Во рту внезапно пересохло, а конечности отяжелели, будто он не здоровый мужик, а какой-то мальчишка. Да к черту все!

— Зачем пришел? Вот за этим.

Он взял ведьму за руку, потому что прикосновение тонких невесомых пальчиков успокаивало, вселяло какую-то уверенность, наклонился чуть ниже и поцеловал ее в губы, пока что прощупывая пределы допустимого. Она и вблизи пахла своими тонкими цветочными духами и совсем немного — молоком, как, наверное, пахнут все будущие матери. Или это только казалось, на волне воспоминаний о зловещей русской еде из банки, название которой Гаррет никогда не запомнит, и мыслей, что рядом с ним беременная женщина и нужно быть особенно аккуратным. Поэтому можно только осторожно погладить плечи ведьмы, такие хрупкие на вид и твердые на ощупь, будто отлитые из стали, слегка зарыться пальцами в светлые волосы, уложенные аккуратными локонами, самую малость прижать ведьму, пока губами исследуешь ее губы и тут же ощутить легкий толчок куда-то в район бедра.

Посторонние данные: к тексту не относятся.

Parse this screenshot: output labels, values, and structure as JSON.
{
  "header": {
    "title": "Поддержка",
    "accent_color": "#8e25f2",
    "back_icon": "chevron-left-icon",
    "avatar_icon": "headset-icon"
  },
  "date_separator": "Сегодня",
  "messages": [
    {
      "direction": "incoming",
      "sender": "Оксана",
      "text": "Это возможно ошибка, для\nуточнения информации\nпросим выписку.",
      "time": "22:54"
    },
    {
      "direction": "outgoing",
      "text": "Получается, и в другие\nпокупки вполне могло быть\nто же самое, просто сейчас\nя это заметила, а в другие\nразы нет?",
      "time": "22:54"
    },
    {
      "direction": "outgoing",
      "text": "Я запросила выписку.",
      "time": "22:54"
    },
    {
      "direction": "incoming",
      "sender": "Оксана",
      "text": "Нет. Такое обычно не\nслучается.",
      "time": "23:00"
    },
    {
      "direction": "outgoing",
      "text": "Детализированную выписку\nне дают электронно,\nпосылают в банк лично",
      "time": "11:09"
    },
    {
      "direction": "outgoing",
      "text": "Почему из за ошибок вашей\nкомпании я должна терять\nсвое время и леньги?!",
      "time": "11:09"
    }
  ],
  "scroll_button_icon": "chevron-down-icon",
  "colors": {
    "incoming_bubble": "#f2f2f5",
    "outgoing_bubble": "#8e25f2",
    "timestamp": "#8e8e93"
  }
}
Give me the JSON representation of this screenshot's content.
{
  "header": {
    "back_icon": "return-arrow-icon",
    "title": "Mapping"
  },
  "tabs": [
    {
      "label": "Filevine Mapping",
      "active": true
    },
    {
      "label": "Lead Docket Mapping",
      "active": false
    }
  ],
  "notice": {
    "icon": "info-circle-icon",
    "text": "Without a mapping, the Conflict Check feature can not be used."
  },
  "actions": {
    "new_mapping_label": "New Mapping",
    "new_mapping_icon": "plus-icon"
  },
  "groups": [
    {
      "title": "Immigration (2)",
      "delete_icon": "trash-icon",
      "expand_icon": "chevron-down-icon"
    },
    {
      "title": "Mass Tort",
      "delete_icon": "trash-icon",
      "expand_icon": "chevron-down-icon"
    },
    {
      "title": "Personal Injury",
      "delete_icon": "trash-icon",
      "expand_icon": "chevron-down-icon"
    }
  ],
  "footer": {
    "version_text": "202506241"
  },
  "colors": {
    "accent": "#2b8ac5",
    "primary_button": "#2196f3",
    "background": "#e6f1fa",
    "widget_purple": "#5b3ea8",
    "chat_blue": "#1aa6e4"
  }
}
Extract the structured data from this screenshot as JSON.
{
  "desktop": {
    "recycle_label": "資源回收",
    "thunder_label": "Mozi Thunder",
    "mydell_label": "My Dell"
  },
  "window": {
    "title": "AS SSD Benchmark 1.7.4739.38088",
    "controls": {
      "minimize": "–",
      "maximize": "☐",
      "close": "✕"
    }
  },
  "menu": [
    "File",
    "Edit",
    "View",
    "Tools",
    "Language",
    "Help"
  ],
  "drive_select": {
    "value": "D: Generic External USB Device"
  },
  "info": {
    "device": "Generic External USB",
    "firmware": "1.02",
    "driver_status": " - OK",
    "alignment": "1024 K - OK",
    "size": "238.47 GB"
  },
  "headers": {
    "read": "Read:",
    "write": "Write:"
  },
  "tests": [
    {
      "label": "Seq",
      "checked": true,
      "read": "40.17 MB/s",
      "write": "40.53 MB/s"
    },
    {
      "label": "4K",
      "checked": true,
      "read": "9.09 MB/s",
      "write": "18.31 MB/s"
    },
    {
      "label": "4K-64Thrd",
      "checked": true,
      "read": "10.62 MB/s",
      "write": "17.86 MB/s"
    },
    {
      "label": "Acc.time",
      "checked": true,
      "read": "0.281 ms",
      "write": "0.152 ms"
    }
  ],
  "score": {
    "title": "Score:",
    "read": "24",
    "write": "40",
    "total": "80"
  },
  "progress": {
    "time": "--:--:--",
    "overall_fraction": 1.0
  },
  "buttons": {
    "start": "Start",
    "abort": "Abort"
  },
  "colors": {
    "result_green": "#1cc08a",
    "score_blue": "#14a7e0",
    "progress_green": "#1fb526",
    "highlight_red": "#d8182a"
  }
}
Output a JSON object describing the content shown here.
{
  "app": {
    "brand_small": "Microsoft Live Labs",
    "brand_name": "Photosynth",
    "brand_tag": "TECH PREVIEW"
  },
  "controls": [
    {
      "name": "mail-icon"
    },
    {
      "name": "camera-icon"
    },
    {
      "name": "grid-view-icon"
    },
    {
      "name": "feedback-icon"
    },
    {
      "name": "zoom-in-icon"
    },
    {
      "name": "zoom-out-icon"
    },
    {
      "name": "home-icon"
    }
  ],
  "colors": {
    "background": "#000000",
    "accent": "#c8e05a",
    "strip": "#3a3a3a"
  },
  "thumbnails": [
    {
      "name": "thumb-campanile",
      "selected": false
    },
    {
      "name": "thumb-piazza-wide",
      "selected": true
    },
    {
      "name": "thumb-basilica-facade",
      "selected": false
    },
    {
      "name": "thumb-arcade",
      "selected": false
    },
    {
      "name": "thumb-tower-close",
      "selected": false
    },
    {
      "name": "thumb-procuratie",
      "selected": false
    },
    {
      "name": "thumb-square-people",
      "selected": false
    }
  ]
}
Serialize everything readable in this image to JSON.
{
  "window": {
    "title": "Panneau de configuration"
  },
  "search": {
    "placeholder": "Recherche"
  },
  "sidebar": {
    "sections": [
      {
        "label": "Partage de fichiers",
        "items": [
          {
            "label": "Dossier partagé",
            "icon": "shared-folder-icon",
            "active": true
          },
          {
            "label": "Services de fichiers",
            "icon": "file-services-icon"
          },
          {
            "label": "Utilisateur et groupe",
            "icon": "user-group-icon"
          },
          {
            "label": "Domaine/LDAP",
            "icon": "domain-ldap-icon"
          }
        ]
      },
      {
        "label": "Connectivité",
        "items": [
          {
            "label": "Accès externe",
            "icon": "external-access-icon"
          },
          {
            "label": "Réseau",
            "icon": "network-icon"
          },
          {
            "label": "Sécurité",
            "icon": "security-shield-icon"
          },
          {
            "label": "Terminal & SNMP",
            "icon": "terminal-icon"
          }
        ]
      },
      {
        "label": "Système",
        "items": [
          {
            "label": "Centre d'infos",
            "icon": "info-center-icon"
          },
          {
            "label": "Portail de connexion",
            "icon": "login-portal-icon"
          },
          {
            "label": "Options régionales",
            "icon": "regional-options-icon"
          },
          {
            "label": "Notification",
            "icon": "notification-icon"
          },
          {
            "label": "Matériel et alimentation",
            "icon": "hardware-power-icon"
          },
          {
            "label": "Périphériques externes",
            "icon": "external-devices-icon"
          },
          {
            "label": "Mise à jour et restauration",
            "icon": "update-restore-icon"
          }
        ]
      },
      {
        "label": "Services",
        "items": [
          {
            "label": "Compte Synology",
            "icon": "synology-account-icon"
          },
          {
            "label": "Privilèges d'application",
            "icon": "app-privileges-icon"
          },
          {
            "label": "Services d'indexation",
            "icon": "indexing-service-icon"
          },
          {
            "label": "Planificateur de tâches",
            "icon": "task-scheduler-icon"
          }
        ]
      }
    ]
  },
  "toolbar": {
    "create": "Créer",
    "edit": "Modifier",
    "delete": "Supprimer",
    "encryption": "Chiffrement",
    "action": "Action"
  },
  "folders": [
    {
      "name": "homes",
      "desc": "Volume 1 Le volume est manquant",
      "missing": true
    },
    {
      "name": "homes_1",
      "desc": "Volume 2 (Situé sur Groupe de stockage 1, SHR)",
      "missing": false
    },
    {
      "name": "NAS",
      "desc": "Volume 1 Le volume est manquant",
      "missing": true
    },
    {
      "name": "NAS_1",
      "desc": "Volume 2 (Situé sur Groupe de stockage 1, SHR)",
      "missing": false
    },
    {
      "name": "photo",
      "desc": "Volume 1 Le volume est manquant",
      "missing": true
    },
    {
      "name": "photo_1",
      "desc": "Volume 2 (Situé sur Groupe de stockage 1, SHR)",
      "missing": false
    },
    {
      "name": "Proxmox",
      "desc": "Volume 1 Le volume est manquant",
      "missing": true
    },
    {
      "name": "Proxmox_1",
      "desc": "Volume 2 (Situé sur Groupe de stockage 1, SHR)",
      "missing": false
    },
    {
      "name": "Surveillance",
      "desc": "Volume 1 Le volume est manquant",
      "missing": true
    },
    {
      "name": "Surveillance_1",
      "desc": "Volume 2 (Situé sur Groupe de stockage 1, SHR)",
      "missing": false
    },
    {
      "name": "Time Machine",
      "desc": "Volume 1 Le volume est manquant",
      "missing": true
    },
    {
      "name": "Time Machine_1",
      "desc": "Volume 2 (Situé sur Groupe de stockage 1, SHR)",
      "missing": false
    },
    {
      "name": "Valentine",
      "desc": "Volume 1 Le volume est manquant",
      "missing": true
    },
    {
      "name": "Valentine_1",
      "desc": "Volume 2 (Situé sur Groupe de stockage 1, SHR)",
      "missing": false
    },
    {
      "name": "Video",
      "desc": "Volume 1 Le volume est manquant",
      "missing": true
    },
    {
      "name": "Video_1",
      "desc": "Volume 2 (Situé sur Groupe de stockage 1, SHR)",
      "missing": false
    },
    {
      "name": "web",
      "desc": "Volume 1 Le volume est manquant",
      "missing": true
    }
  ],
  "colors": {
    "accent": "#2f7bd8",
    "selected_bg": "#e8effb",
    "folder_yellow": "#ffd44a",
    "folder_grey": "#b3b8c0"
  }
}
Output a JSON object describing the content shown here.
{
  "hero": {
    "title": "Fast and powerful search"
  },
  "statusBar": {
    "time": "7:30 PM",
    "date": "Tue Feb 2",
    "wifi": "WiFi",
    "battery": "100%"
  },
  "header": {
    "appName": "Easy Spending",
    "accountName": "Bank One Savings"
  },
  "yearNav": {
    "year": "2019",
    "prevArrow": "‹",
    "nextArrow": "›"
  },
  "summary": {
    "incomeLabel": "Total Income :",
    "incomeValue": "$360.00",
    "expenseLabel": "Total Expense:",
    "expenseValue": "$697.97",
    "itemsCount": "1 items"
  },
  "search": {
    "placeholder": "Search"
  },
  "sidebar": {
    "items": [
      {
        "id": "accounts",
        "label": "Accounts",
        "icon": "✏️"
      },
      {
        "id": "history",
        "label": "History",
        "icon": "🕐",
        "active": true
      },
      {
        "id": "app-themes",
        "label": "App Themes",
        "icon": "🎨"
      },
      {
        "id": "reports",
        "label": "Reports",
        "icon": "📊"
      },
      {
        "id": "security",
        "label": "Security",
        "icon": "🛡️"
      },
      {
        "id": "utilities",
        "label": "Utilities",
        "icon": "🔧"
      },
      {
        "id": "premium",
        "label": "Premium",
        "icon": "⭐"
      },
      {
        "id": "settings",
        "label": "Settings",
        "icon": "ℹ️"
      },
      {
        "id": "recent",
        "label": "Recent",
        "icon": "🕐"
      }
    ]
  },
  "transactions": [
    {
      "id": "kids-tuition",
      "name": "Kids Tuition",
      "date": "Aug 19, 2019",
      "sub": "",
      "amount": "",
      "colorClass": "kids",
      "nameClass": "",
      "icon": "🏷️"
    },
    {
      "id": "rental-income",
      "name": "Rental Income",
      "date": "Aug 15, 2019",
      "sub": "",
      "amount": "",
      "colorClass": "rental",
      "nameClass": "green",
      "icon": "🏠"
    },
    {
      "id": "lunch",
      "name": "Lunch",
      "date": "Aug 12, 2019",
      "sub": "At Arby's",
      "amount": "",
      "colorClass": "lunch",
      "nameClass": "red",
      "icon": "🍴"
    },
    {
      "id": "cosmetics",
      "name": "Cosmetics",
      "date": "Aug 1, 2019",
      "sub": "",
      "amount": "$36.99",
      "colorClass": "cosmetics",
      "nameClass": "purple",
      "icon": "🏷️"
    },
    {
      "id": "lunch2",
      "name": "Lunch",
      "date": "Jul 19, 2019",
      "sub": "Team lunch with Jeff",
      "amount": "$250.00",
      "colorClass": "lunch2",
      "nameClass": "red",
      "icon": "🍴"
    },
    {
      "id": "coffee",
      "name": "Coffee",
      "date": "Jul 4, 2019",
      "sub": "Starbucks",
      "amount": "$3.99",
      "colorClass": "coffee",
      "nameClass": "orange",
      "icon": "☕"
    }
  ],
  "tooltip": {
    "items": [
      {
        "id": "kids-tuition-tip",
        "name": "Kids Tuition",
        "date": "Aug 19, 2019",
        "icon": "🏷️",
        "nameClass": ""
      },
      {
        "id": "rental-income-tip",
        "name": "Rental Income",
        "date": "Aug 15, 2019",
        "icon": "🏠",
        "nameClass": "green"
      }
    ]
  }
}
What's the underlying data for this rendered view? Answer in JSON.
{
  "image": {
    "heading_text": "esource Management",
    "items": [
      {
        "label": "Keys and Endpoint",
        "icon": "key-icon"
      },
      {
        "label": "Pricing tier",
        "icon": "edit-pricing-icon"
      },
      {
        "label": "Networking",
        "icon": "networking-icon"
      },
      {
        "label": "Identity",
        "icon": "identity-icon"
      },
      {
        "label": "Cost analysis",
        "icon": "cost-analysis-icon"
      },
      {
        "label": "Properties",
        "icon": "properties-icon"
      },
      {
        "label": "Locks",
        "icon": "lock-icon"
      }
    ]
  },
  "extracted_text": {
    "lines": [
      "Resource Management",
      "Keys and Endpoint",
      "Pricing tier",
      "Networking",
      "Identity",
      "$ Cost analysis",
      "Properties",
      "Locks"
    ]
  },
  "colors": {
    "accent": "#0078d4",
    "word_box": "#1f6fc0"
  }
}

Хелен сразу же ойкнула и положила руки на живот, погладила его и выпрямилась с улыбкой. Конечно, она же такая крошечная и хрупкая, а ребенок уже совсем скоро родится и ворочается вполне ощутимо. Но Гаррету все равно не нравилось, что Хелен насколько больно или тяжело. Это неправильно.

— Малыш недоволен, что я решила провести вечер не только с ним, — она чуть виновато пожала плечами.

— Это ведьма, маленькая русская ведьма, я уверен. Но мы поладим, точно поладим. Слышишь? — разговаривать с животом было ещё более странно, чем с собакой, но Гаррет давно потерял все очки нормальности в глазах ведьмы, можно было не притворяться — На меня твоя магия не действует.

* * *

Гаррет так по-забавному серьезно разговаривал с моим малышом, что сдержать улыбку никак не получалось. Еще он не суетился, не играл в заботу, просто и как-то по-семейному помог собрать посуду, отправил ее мыться и выгулял Байта.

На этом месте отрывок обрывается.